Health insurance companies have created “tiering” for drugs. The idea of tiering is that you pay less out of pocket if you pick the lower cost drug that will get the same outcome. So, if you take the generic, you pay less of a co-pay whereas if you take the higher cost “brand” name drug, you pay more. We are very proud at GBMC of our platinum health care plan because if you pick GBMC, a lower cost high-value hospital, and its doctors, you don’t pay anything out of pocket. You could still go to a much higher cost hospital for the same care and the same outcome, (Maryland hospital rates can vary by as much as 60%) but you have to pay more out of your own pocket to do that. It used to be that our employees paid the same deductible if they got their gallbladder removed at a hospital that charged $10,000 for the episode as they paid if they went to a hospital that charged $16,000 for the same quality outcome. We now use tiering and we have saved a lot of money that we apply to other things like annual salary increases. It puzzles me that the companies managing healthcare for self-insured employers don’t help them setup tiering the way we have for GBMC as an employer. It is a win-win – the employee has lower out of pocket cost and the employer saves money.

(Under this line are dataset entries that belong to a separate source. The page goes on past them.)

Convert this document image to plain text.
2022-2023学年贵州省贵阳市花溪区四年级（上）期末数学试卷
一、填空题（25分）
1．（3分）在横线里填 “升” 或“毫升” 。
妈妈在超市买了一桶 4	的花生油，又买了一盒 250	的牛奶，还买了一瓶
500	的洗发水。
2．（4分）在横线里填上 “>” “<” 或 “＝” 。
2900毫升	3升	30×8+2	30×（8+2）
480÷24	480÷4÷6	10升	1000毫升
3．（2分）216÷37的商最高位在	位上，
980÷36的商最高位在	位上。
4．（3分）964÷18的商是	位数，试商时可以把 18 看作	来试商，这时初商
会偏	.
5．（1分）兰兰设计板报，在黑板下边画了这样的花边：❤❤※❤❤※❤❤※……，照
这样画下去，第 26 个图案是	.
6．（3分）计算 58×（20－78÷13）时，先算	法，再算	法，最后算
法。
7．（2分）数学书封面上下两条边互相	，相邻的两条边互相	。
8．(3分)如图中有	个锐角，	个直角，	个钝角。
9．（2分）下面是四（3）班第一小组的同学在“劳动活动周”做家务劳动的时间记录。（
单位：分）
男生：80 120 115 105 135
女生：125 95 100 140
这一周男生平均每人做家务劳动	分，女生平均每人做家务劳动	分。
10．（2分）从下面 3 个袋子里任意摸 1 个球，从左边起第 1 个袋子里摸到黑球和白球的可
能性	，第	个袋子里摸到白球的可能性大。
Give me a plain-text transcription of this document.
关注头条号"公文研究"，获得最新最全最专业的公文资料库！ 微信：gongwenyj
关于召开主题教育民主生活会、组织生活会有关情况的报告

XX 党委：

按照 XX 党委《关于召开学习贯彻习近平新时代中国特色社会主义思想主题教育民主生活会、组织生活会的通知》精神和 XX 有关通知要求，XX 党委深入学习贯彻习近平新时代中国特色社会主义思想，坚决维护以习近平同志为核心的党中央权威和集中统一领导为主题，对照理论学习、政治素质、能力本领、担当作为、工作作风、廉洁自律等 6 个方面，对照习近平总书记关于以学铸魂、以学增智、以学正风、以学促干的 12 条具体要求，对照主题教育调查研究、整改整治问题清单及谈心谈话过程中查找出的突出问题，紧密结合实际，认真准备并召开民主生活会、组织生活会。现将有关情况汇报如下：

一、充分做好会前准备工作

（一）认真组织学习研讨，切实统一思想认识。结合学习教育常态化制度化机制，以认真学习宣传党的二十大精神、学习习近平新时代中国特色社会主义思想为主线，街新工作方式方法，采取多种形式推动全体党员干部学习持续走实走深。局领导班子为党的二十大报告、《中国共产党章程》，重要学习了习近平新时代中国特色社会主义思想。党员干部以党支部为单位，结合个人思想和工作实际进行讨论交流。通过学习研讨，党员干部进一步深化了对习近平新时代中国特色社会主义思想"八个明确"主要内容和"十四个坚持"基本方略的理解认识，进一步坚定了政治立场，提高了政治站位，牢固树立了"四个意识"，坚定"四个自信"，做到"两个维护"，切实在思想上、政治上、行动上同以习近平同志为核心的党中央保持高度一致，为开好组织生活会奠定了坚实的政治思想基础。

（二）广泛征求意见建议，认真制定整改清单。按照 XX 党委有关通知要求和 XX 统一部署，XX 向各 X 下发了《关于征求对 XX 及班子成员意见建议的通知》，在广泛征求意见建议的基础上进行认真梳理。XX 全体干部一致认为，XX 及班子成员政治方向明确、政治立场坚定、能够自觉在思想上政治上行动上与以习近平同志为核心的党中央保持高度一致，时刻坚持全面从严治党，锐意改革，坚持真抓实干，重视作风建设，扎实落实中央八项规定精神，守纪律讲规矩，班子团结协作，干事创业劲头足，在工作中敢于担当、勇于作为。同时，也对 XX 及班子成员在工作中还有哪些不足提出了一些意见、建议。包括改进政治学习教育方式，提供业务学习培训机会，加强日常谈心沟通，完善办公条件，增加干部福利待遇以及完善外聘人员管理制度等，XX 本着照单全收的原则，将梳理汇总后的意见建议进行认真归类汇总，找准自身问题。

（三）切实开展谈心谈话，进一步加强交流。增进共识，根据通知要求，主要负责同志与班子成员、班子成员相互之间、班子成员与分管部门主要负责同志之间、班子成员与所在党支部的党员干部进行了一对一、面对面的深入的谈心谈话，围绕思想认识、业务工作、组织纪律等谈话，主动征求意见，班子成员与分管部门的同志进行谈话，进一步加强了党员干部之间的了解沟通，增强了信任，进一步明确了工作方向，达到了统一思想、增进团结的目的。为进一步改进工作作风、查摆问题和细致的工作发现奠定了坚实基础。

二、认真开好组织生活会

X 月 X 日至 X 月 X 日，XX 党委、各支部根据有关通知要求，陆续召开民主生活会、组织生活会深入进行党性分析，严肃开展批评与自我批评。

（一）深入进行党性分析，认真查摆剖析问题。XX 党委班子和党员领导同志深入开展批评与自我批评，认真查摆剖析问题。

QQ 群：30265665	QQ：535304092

What are your thoughts? Why have employers not driven towards value-purchasing for health care like they have for everything else that they buy?

Helping those in need…
This year, as part of our first ever Random Acts of Kindness initiative, GBMC and our off-site locations, participated in a canned food drive to benefit the Bea Gaddy Family Center. I just want to thank the hundreds of GBMC staff and volunteers, who always rise to the occasion to help people, along with our patients and visitors, who helped contribute to the drive.  Over 1,200 lbs. of non-perishable food items were delivered to the Bea Gaddy Family Center that will be provided to children and families in need. Special kudos to the Black History Month Committee who for the the second year devoted time to collecting food donations for Bea Gaddy during Black History Month! This endeavor was so valuable because we all know that the hunger crisis in our state doesn’t disappear after the holiday season.  It’s a problem all year long and for this reason, I am also very grateful to our Philanthropy and Marketing Departments who ran the drive for us and for making it such a success!